The breakfasts were a thing, notable to friends and family that were lucky enough to share in the feast. But, so were Saturday lunches.
Hours were spent at the market, grabbing produce, meats and cheese and wine, often cookies at Johnny Macs, nuts, flours, legumes and such at Rocky’s, coffee and spices from Rafel’s. There was a stretch that only the pea-berry Ethiopian coffee would suffice, but then that Brazilian variety arrived… We had to wean away from that. Rafel’s also had all the little bottles of various oil extracts that became a thing in grade school – where we’d twizzle a toothpick in it for several hours and then walk around as if we’d gained some greater gravitas by having a flavored toothpick hanging from our mouths. Also, Gabriel’s: That’s still the best place on the planet – for olives, halva, their red-pepper hummus; yogurt balls…

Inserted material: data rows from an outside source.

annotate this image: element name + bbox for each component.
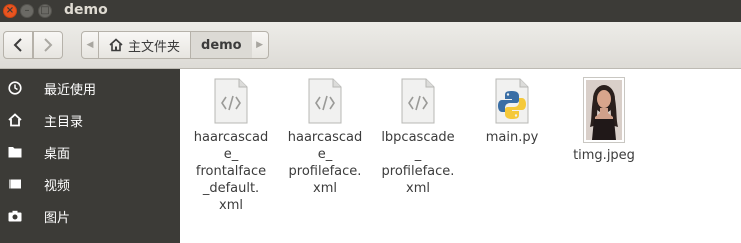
toolbar: ◀ 主文件夹 demo ▶	[0, 22, 741, 69]
sidebar-item-desktop[interactable]: 桌面	[0, 136, 180, 168]
camera-icon	[8, 210, 22, 222]
video-icon	[9, 179, 21, 189]
breadcrumb-current[interactable]: demo	[190, 32, 252, 58]
breadcrumb-scroll-right[interactable]: ▶	[252, 32, 268, 58]
maximize-icon: □	[40, 5, 50, 16]
home-icon	[8, 113, 22, 127]
close-window-button[interactable]: ×	[3, 4, 17, 18]
minimize-icon: –	[24, 5, 30, 16]
breadcrumb-scroll-left[interactable]: ◀	[82, 32, 98, 58]
sidebar-item-pictures[interactable]: 图片	[0, 200, 180, 232]
file-name: haarcascad e_ frontalface _default. xml	[193, 130, 269, 213]
breadcrumb: ◀ 主文件夹 demo ▶	[81, 31, 269, 59]
triangle-left-icon: ◀	[86, 40, 94, 50]
minimize-window-button[interactable]: –	[20, 4, 34, 18]
code-file-icon	[214, 78, 248, 124]
breadcrumb-current-label: demo	[201, 37, 242, 53]
folder-icon	[8, 147, 22, 158]
file-item[interactable]: haarcascad e_ profileface. xml	[282, 77, 368, 197]
forward-button[interactable]	[33, 31, 63, 59]
clock-icon	[8, 81, 22, 95]
file-name: haarcascad e_ profileface. xml	[287, 130, 363, 196]
file-item[interactable]: timg.jpeg	[561, 77, 647, 164]
sidebar-item-videos[interactable]: 视频	[0, 168, 180, 200]
file-view: haarcascad e_ frontalface _default. xml …	[180, 69, 741, 243]
chevron-right-icon	[44, 38, 53, 52]
triangle-right-icon: ▶	[256, 40, 264, 50]
sidebar-item-label: 桌面	[44, 146, 71, 162]
maximize-window-button[interactable]: □	[38, 4, 52, 18]
code-file-icon	[401, 78, 435, 124]
back-button[interactable]	[3, 31, 33, 59]
file-name: main.py	[485, 130, 539, 145]
sidebar-item-label: 最近使用	[44, 82, 97, 98]
file-name: timg.jpeg	[573, 148, 635, 163]
sidebar-item-label: 图片	[44, 210, 71, 226]
sidebar: 最近使用 主目录 桌面 视频 图片	[0, 69, 180, 243]
sidebar-item-label: 主目录	[44, 114, 84, 130]
breadcrumb-home-label: 主文件夹	[128, 39, 181, 55]
python-file-icon	[495, 78, 529, 124]
image-thumbnail	[583, 77, 625, 143]
sidebar-item-recent[interactable]: 最近使用	[0, 72, 180, 104]
sidebar-item-home[interactable]: 主目录	[0, 104, 180, 136]
file-name: lbpcascade _ profileface. xml	[381, 130, 455, 196]
code-file-icon	[308, 78, 342, 124]
file-item[interactable]: haarcascad e_ frontalface _default. xml	[188, 77, 274, 214]
close-icon: ×	[5, 5, 15, 16]
sidebar-item-label: 视频	[44, 178, 71, 194]
window-title: demo	[64, 2, 108, 18]
window-titlebar: × – □ demo	[0, 0, 741, 22]
chevron-left-icon	[13, 38, 22, 52]
home-icon	[109, 38, 123, 52]
breadcrumb-home[interactable]: 主文件夹	[98, 32, 190, 58]
file-item[interactable]: lbpcascade _ profileface. xml	[375, 77, 461, 197]
file-item[interactable]: main.py	[469, 77, 555, 146]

All the walking, talking and gathering was followed by the unloading – packing all the food into two fridges, including one in the garage that eventually failed, but still reserved its purpose, regardless, though probably less effectively. The freezer was on the bottom, and over time, it would grow massive walls of ice that eventually would need removing – it locked, a foot-pedal used to swing it open.
What followed, then, was arraying of what was foraged: Often sandwiches made of all the lunch meats and cheeses from Hirt’s, fruit, and the desultory passing of the nut-cracker, as we worked our way through assorted, in-shell nuts. Then, of course, the cookies.
But on occasion, on only ever Saturdays for lunch, sometimes we’d have cheese toastwiches. They were received like gifts on Christmas morning – a treat so simple, but perceived so exotic and so infrequently enjoyed: They were celebrated. Irrationally… For whatever reason, toastwiches were never asked for, just occasionally presented and exalted: Served, always, with a sprinkling of Worcestershire. Once in a while, always on Saturday for lunch.
With all the chaos involved in current family life, it’s hard to conceive we held to such strict routines: They’ve all been left to history as we scramble every week to cram in all the abundant activities, though toastwiches remain a rarity – and not held with the same regard by the new generation, perhaps because the lack of association as a novelty to routine. We probably would have scoffed at these as kids: There was a rumor that tomatoes were disliked, and pesto had yet to become a thing – and who ever heard of garlic scapes?
Tortas are like mole: Everyone’s is different. The first torta tasted was decades back in an unrecalled location, maybe Chicago, or somewhere in Indiana, but it was served with an amazing sauce, recollected — as mole. So when we stopped into a dinky little spot in the old-town part of Lansing, mole was again asked for, and what was brought, was a delicious, spicy and very dark red sauce.
The next time we stopped there and ordered the very exact same thing, what was brought out was an oily, bright red sauce. It was not quite as good…
These tortas use both a tomato paste as condiment, and a powerfully potent red sauce:
This was heavily diluted with red bells, to make it palatable all around — perhaps to its detriment. It is a good sandwich, but not that exotic flavor either remembered or imagined, long ago.
Without expectations, the boys thought they were quite good.